Sementara itu, komoditas beras menunjukkan pergerakan yang cenderung stabil. Beras premium naik tipis 0,06 persen menjadi Rp14.855 per kilogram, sedangkan beras medium justru turun 0,06 persen ke angka Rp12.875 per kilogram. Kondisi ini mencerminkan pasokan beras yang relatif terjaga di tengah permintaan konsumen yang normal.

Pada sektor protein hewani, daging ayam ras mengalami kenaikan 0,74 persen menjadi Rp39.603 per kilogram, sedangkan daging sapi paha belakang relatif stabil dengan penurunan tipis 0,03 persen. Harga telur ayam ras dan telur ayam kampung juga terpantau naik tipis, masing-masing 0,22 persen dan 0,20 persen.

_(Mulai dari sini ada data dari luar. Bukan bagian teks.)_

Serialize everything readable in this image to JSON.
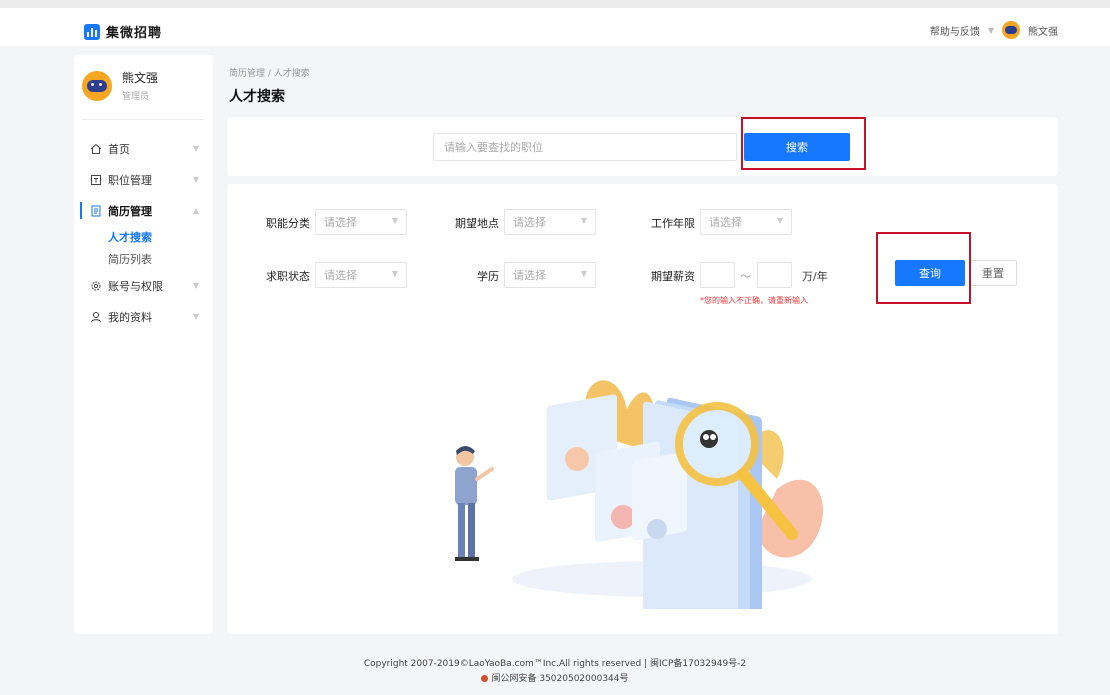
{
  "app": {
    "name": "集微招聘"
  },
  "topbar": {
    "help_label": "帮助与反馈",
    "user_name": "熊文强"
  },
  "sidebar": {
    "user": {
      "name": "熊文强",
      "role": "管理员"
    },
    "items": [
      {
        "label": "首页",
        "icon": "home-icon"
      },
      {
        "label": "职位管理",
        "icon": "position-icon"
      },
      {
        "label": "简历管理",
        "icon": "resume-icon",
        "expanded": true,
        "children": [
          {
            "label": "人才搜索",
            "active": true
          },
          {
            "label": "简历列表"
          }
        ]
      },
      {
        "label": "账号与权限",
        "icon": "gear-icon"
      },
      {
        "label": "我的资料",
        "icon": "user-icon"
      }
    ]
  },
  "breadcrumb": "简历管理 / 人才搜索",
  "page_title": "人才搜索",
  "search": {
    "placeholder": "请输入要查找的职位",
    "button": "搜索"
  },
  "filters": {
    "function_label": "职能分类",
    "function_placeholder": "请选择",
    "location_label": "期望地点",
    "location_placeholder": "请选择",
    "experience_label": "工作年限",
    "experience_placeholder": "请选择",
    "status_label": "求职状态",
    "status_placeholder": "请选择",
    "education_label": "学历",
    "education_placeholder": "请选择",
    "salary_label": "期望薪资",
    "salary_separator": "～",
    "salary_unit": "万/年",
    "salary_error": "*您的输入不正确，请重新输入",
    "query_button": "查询",
    "reset_button": "重置"
  },
  "footer": {
    "copyright": "Copyright 2007-2019©LaoYaoBa.com™Inc.All rights reserved | 闽ICP备17032949号-2",
    "police": "闽公网安备 35020502000344号"
  },
  "colors": {
    "accent": "#1677ff",
    "highlight": "#c8102e",
    "error": "#e8383d"
  }
}
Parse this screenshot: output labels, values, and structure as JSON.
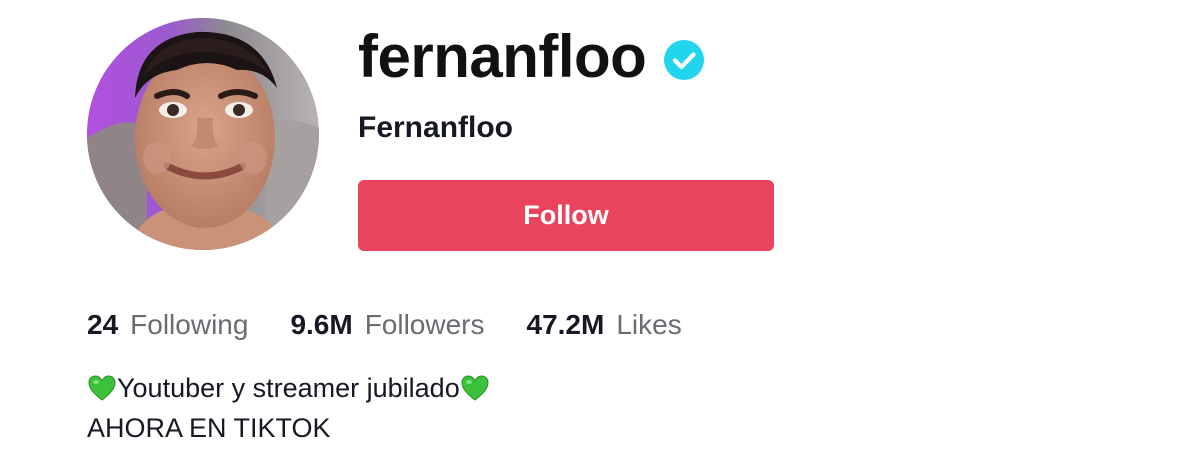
{
  "profile": {
    "username": "fernanfloo",
    "verified": true,
    "nickname": "Fernanfloo",
    "avatar_icon": "profile-photo",
    "verified_icon": "verified-badge-icon",
    "verified_color": "#20D5EC"
  },
  "actions": {
    "follow_label": "Follow",
    "follow_color": "#EA435D"
  },
  "stats": {
    "following": {
      "value": "24",
      "label": "Following"
    },
    "followers": {
      "value": "9.6M",
      "label": "Followers"
    },
    "likes": {
      "value": "47.2M",
      "label": "Likes"
    }
  },
  "bio": {
    "line1_text": "Youtuber y streamer jubilado",
    "line1_emoji_icon": "green-heart-icon",
    "line2_text": "AHORA EN TIKTOK"
  }
}
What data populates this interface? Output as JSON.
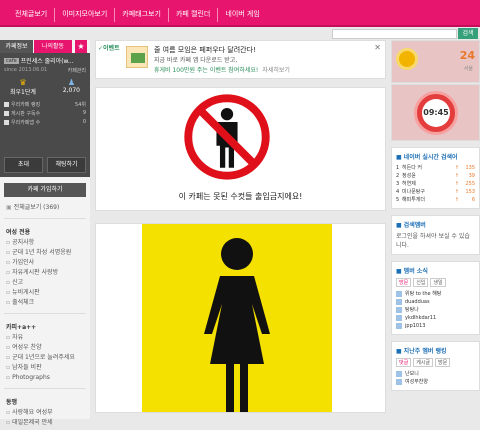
{
  "topnav": [
    "전체글보기",
    "이미지모아보기",
    "카페태그보기",
    "카페 캘린더",
    "네이버 게임"
  ],
  "search": {
    "button": "검색"
  },
  "left": {
    "tab_info": "카페정보",
    "tab_activity": "나의활동",
    "cafe_badge": "cafe",
    "cafe_name": "프린세스 줄리아(w...",
    "since": "since 2013.06.01",
    "manage": "카페관리",
    "level": "최우1단계",
    "members": "2,070",
    "stats": [
      {
        "label": "우리카페 랭킹",
        "value": "54위"
      },
      {
        "label": "게시판 구독수",
        "value": "9"
      },
      {
        "label": "우리카페앱 수",
        "value": "0"
      }
    ],
    "invite": "초대",
    "chat": "채팅하기",
    "join": "카페 가입하기",
    "all_posts": "전체글보기 (369)",
    "sections": [
      {
        "title": "여성 전용",
        "items": [
          "공지사항",
          "군대 1년 차성 서명응원",
          "가입인사",
          "자유게시판 사랑방",
          "신고",
          "뉴비게시판",
          "출석체크"
        ]
      },
      {
        "title": "카피+a++",
        "items": [
          "자유",
          "여성우 찬양",
          "군대 1년으로 늘려주세요",
          "남자들 비판",
          "Photographs"
        ]
      },
      {
        "title": "동맹",
        "items": [
          "사랑해요 여성부",
          "대일본제국 만세"
        ]
      }
    ]
  },
  "ad": {
    "label": "✓이벤트",
    "line1": "줄 여름 모임은 페퍼우다 달려간다!",
    "line2": "지금 바로 카페 앱 다운로드 받고,",
    "line3": "휴게비 100만원 주는 이벤트 참여하세요!",
    "link": "자세히보기"
  },
  "post": {
    "caption": "이 카페는 못된 수컷들 출입금지에요!"
  },
  "right": {
    "temp": "24",
    "temp_unit": "서울",
    "clock": "09:45",
    "realtime_title": "네이버 실시간 검색어",
    "ranks": [
      {
        "n": "1",
        "word": "히든다 커",
        "count": "135"
      },
      {
        "n": "2",
        "word": "정성윤",
        "count": "39"
      },
      {
        "n": "3",
        "word": "허연제",
        "count": "255"
      },
      {
        "n": "4",
        "word": "미나문탕구",
        "count": "153"
      },
      {
        "n": "5",
        "word": "해피투게더",
        "count": "6"
      }
    ],
    "login_title": "검색멤버",
    "login_text": "로그인을 하셔야 보실 수 있습니다.",
    "members_title": "멤버 소식",
    "member_tabs": [
      "방문",
      "신입",
      "생일"
    ],
    "members": [
      "위탕 to the 해탕",
      "duadduas",
      "탕탕나",
      "ykdlhkdar11",
      "jpp1013"
    ],
    "rank_title": "지난주 멤버 랭킹",
    "rank_tabs": [
      "댓글",
      "게시글",
      "방문"
    ],
    "rank_items": [
      "난보니",
      "여성부찬양"
    ]
  }
}
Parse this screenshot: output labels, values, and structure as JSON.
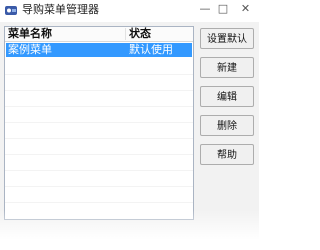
{
  "window": {
    "title": "导购菜单管理器",
    "icon": "app-icon",
    "controls": {
      "minimize": "—",
      "maximize": "□",
      "close": "✕"
    }
  },
  "list": {
    "columns": [
      "菜单名称",
      "状态"
    ],
    "rows": [
      {
        "name": "案例菜单",
        "state": "默认使用",
        "selected": true
      }
    ]
  },
  "buttons": {
    "set_default": "设置默认",
    "new": "新建",
    "edit": "编辑",
    "delete": "删除",
    "help": "帮助"
  },
  "colors": {
    "selection": "#3399ff",
    "background": "#f0f0f0"
  }
}
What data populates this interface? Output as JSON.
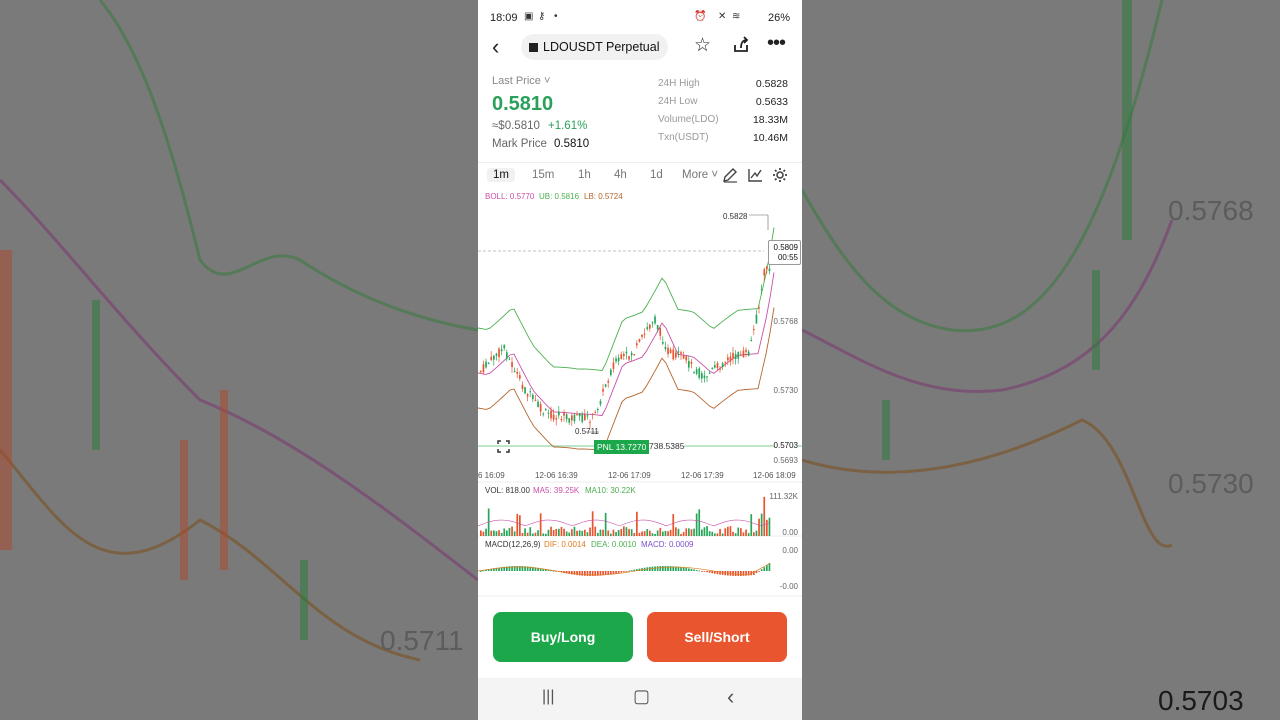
{
  "status_bar": {
    "time": "18:09",
    "battery": "26%"
  },
  "header": {
    "pair": "LDOUSDT Perpetual"
  },
  "ticker": {
    "last_price_label": "Last Price",
    "last_price": "0.5810",
    "approx": "≈$0.5810",
    "change": "+1.61%",
    "mark_label": "Mark Price",
    "mark_value": "0.5810",
    "stats": [
      {
        "label": "24H High",
        "value": "0.5828"
      },
      {
        "label": "24H Low",
        "value": "0.5633"
      },
      {
        "label": "Volume(LDO)",
        "value": "18.33M"
      },
      {
        "label": "Txn(USDT)",
        "value": "10.46M"
      }
    ]
  },
  "timeframes": [
    "1m",
    "15m",
    "1h",
    "4h",
    "1d",
    "More"
  ],
  "active_timeframe": "1m",
  "chart": {
    "boll": "BOLL: 0.5770",
    "ub": "UB: 0.5816",
    "lb": "LB: 0.5724",
    "high_marker": "0.5828",
    "current_price": "0.5809",
    "countdown": "00:55",
    "low_marker": "0.5711",
    "pnl": "PNL 13.7270",
    "position_price": "738.5385",
    "y_labels": [
      "0.5768",
      "0.5730",
      "0.5703",
      "0.5693"
    ],
    "x_labels": [
      "6 16:09",
      "12-06 16:39",
      "12-06 17:09",
      "12-06 17:39",
      "12-06 18:09"
    ],
    "vol": "VOL: 818.00",
    "ma5": "MA5: 39.25K",
    "ma10": "MA10: 30.22K",
    "vol_max": "111.32K",
    "vol_min": "0.00",
    "macd_label": "MACD(12,26,9)",
    "dif": "DIF: 0.0014",
    "dea": "DEA: 0.0010",
    "macd": "MACD: 0.0009",
    "macd_top": "0.00",
    "macd_bottom": "-0.00",
    "colors": {
      "up": "#26a65b",
      "down": "#e8542f",
      "boll": "#c94fa8",
      "ub": "#4caf50",
      "lb": "#b5652c"
    }
  },
  "background": {
    "left_label": "0.5711",
    "right_labels": [
      "0.5768",
      "0.5730",
      "0.5703"
    ]
  },
  "actions": {
    "buy": "Buy/Long",
    "sell": "Sell/Short",
    "buy_color": "#1ba74a",
    "sell_color": "#e9552e"
  }
}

Komoditas minyak goreng bergerak variatif. Minyak goreng kemasan premium naik 0,15 persen, sementara Minyakita justru turun 0,27 persen menjadi Rp16.152 per liter. Penurunan Minyakita ini memberi sedikit ruang napas bagi masyarakat, meski belum cukup menahan dampak mahalnya cabai rawit di pasar.

Pengamat pasar menilai, tingginya harga cabai rawit dipengaruhi oleh faktor cuaca yang belum sepenuhnya stabil serta distribusi dari sentra produksi yang masih beradaptasi. Ke depan, pengendalian pasokan dan kelancaran distribusi menjadi kunci agar harga cabai rawit tidak kembali melonjak tajam dan memicu inflasi pangan di daerah.